Trump et la droite française : quand l’admiration devient un piège politique

La revue Éléments a récemment livré une analyse particulièrement rigoureuse et salutaire sur le rapport ambigu qu’entretient une partie de la droite française avec Donald Trump. Un texte signé par Alexandre de Galzain qui tranche avec l’enthousiasme pavlovien dont bénéficie encore le président américain dans certains milieux souverainistes ou identitaires.

Le mérite principal de cette analyse est de poser une question que beaucoup évitent soigneusement : à quel moment la sympathie idéologique se transforme-t-elle en abdication politique ? Et surtout, à qui profite réellement la politique de Donald Trump lorsqu’elle s’exerce au détriment direct des intérêts européens, et donc français ?

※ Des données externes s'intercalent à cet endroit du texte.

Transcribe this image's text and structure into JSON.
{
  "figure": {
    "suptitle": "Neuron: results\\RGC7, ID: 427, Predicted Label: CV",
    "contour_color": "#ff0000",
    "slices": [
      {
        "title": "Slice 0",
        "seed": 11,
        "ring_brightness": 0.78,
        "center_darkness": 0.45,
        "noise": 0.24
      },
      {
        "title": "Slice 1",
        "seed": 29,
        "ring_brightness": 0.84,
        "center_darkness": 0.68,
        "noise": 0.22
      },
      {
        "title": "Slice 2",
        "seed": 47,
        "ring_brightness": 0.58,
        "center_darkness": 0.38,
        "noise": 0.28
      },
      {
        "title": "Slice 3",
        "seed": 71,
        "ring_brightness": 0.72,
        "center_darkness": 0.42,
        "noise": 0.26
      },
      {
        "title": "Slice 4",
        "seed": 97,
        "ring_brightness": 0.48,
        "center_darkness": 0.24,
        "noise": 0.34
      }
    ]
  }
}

Car un an après son retour à la Maison-Blanche, le constat est difficilement contestable. Pressions économiques, menaces douanières, mise à l’écart diplomatique, mépris symbolique répété, remise en cause du droit international : les États-Unis de Trump ne traitent plus l’Europe comme un allié, mais comme un espace secondaire, malléable, parfois même encombrant. Sur le Groenland, sur le commerce, sur l’énergie ou sur les grands équilibres stratégiques, la logique est constante : l’Amérique d’abord, et tant pis pour le reste.

Or, comme le souligne avec justesse Éléments, une partie de la droite française continue d’applaudir, parfois même de se réjouir, de cette démonstration de force. Non par intérêt national, mais par fascination pour la brutalité assumée. La force devient alors non plus un moyen, mais une valeur en soi. Et c’est précisément là que se situe le piège.

L’analyse publiée dans Éléments rappelle opportunément que reconnaître l’existence d’un rapport de force n’implique pas de s’y soumettre. La loi du plus fort est une réalité des relations internationales ; le culte du plus fort, lui, est une abdication morale et politique. En acceptant par avance l’idée que l’Europe devrait plier face à Washington, certains souverainistes oublient que le souverainisme n’a de sens que s’il est appliqué à soi-même.

Le cas du Groenland a servi de révélateur. Là où certains ont expliqué qu’il ne s’agissait « que » d’un problème danois, d’autres ont été jusqu’à justifier l’idée qu’une annexion par la force serait acceptable au nom du réalisme géopolitique. Une logique qui, poussée jusqu’au bout, invalide toute défense ultérieure de l’Ukraine, de la souveraineté des peuples européens ou même de l’indépendance française. À ce compte-là, pourquoi résister lorsque le rapport de force est défavorable ?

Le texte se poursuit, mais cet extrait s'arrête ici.